A Practical Guide to Testing with Pytest, Faker, and Hypothesis
Speaker
Kader Miyanyedi
I have been a backend developer for 4 years, working primarily with Python and Django. I enjoy sharing what I’ve learned at previous PyCon talks and through writing on Medium, helping others improve their coding and AI skills.
Abstract
Writing tests is an important part of every project. In this talk, I will show how to improve your tests using Pytest, Faker, and Hypothesis.
We will start with Pytest, a simpler and more readable way to write tests. Then we’ll look at Faker, which helps create test data more easily. Finally, we’ll explore Hypothesis, a tool that generates random test cases to help find hidden bugs. You will leave this talk with clear examples and useful tips to write better tests in your projects using modern tools.
Description
Writing reliable tests is essential in any Python project, but creating realistic data and covering edge cases can be challenging. In this session, attendees will learn how to write maintainable tests with Pytest, generate realistic test data using Faker, and explore property-based testing with Hypothesis to automatically uncover hidden bugs.

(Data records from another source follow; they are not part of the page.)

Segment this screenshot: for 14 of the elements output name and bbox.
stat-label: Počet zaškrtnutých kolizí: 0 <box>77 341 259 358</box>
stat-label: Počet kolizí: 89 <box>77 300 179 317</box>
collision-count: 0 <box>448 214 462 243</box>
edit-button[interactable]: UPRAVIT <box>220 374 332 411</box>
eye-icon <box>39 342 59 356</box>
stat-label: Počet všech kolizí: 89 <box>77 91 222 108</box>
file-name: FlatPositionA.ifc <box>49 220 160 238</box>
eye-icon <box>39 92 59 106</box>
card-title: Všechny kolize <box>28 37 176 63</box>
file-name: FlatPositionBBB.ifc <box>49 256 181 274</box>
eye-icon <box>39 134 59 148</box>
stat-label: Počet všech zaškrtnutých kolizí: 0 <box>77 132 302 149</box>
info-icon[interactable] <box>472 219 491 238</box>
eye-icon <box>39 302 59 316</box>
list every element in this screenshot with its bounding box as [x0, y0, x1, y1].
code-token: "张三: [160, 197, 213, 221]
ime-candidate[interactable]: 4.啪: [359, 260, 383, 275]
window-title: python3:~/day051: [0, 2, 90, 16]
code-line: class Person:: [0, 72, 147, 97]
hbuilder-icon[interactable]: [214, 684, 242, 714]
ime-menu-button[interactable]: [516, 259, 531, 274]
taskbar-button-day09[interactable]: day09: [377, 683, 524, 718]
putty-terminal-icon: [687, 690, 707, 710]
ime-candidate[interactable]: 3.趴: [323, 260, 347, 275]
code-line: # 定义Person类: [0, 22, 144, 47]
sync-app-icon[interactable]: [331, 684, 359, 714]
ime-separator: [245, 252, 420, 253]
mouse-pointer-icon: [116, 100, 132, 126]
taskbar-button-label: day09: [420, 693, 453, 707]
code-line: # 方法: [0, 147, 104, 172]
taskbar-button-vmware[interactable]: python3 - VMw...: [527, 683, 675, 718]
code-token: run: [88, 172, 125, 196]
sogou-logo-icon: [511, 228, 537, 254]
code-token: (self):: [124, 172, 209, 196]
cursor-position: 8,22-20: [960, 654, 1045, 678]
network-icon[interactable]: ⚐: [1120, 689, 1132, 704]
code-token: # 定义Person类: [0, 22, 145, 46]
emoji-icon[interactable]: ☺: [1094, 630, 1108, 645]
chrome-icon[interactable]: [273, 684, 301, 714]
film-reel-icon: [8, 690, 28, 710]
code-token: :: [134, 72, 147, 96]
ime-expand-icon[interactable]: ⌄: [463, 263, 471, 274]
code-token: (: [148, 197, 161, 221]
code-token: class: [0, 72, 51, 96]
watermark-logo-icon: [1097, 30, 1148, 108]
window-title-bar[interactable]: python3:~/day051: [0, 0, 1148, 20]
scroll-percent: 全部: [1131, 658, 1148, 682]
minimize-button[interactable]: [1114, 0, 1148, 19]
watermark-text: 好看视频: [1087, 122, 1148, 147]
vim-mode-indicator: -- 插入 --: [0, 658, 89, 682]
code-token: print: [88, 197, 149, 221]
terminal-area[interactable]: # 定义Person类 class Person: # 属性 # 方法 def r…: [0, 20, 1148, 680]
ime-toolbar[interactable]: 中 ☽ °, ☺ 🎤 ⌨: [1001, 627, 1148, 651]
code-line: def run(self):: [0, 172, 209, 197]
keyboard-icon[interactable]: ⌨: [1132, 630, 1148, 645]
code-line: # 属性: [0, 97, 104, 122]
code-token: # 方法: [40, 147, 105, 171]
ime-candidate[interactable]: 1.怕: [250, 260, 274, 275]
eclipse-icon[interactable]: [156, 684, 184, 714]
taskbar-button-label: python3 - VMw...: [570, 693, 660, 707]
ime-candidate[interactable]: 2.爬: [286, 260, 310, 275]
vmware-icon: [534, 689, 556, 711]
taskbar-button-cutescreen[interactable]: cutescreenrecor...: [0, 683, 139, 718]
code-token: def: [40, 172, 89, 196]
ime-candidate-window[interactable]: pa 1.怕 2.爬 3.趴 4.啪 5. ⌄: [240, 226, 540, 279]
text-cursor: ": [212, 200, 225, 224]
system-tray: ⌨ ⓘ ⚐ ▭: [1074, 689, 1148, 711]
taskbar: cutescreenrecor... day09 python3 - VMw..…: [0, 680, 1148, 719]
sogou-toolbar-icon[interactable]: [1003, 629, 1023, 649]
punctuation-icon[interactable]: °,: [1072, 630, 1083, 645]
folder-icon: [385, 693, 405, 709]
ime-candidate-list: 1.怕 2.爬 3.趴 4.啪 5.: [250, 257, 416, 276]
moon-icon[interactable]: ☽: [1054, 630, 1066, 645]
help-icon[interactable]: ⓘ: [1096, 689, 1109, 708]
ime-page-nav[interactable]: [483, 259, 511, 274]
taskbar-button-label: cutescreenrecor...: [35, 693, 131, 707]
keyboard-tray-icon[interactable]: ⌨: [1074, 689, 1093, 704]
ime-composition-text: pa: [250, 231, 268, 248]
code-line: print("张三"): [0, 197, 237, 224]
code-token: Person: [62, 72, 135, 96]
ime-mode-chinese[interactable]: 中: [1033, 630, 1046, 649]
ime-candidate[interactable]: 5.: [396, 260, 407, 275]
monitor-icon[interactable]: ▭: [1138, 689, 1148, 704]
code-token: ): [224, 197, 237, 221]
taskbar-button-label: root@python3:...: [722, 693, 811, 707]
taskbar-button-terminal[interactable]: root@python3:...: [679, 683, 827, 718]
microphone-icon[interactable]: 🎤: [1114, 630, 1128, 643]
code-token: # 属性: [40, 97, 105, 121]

By the end of the session, attendees will understand how to:
-
Write clear and maintainable tests using Pytest
-
Generate dynamic, realistic test data with Faker
-
Use Hypothesis to create property-based tests that explore edge cases
-
Combine these tools to build faster, more reliable, and data-driven testing workflows
This session gives Python developers practical techniques to improve test coverage, find unexpected bugs, and make testing a powerful part of their development process.